The acquisition adds two marketed rare-disease therapies and a Phase 3 asset, expanding rare-disease coverage. According to the company, Galafold and Pombiliti + Opfolda broaden offerings for Fabry and Pompe diseases while DMX-200 advances the kidney disease pipeline.

When will BioMarin (BMRN) update 2026 guidance after the Amicus deal?

BioMarin expects to provide updated FY 2026 guidance on its Q1 earnings call on May 4, 2026. According to the company, the guidance update will reflect the completed acquisition and its expected financial effects.

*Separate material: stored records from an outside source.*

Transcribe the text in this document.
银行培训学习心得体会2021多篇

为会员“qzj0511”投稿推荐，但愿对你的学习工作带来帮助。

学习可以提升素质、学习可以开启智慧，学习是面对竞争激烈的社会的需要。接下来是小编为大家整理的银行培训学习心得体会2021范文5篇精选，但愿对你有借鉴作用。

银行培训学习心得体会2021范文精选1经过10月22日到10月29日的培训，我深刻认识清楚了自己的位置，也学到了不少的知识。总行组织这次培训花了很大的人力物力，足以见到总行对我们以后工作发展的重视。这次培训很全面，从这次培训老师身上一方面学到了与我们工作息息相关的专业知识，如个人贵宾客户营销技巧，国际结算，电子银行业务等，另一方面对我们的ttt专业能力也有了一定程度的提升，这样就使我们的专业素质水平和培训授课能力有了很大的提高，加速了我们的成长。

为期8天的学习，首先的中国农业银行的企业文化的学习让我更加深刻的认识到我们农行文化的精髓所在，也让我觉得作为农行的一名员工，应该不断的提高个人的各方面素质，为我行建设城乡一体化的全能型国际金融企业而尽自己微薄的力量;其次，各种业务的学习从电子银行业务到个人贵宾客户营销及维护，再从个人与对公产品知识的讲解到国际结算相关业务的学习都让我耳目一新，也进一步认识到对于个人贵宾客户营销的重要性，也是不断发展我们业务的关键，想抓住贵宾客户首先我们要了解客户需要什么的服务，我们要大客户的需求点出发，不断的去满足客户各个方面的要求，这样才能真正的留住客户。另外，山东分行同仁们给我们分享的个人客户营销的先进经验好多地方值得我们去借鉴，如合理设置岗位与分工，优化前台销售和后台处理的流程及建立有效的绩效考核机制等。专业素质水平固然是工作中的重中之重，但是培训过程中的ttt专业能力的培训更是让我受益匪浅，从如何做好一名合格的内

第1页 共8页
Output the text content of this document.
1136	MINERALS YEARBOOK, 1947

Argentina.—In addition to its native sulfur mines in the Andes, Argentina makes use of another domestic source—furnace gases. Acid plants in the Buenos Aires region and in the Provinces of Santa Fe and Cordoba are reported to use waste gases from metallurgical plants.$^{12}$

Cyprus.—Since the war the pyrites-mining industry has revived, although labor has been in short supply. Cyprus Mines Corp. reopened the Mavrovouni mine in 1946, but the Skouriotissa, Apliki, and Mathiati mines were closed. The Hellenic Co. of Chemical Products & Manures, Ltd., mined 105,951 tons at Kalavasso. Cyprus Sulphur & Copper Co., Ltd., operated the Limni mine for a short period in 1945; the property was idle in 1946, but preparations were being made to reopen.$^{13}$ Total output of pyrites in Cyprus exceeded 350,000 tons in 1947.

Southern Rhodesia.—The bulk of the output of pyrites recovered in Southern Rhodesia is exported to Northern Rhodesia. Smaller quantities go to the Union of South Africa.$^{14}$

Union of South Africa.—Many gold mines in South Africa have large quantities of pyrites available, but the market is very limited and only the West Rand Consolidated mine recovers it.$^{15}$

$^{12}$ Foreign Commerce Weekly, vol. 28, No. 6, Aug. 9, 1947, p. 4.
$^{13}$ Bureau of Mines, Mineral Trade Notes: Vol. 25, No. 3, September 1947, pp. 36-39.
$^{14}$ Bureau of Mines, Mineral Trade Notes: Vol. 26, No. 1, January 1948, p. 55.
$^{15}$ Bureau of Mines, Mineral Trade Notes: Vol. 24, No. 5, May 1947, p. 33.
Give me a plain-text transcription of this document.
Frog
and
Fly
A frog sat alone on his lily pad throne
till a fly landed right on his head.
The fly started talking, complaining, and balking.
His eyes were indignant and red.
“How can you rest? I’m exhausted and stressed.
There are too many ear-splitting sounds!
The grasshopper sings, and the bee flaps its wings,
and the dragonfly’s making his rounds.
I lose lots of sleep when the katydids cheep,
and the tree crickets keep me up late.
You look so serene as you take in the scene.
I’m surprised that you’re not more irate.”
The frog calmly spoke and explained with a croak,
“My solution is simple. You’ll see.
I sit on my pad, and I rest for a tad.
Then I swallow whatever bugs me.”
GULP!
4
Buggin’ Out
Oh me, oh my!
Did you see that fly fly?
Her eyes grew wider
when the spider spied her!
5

What regulatory or safety considerations from Amicus products affect BioMarin shareholders (BMRN)?

Galafold's U.S. approval is under accelerated approval and requires confirmatory trials for continued approval. According to the company, Pombiliti carries boxed warnings, infusion risks, and a pregnancy contraindication that could affect clinical use and uptake.

Does the Amicus acquisition include any late-stage investigational drugs for BioMarin (BMRN)?

Yes. The transaction conveys U.S. rights to DMX-200, a potential first-in-class small molecule in Phase 3 for FSGS. According to the company, DMX-200 represents a late-stage pipeline addition targeting a rare kidney disease.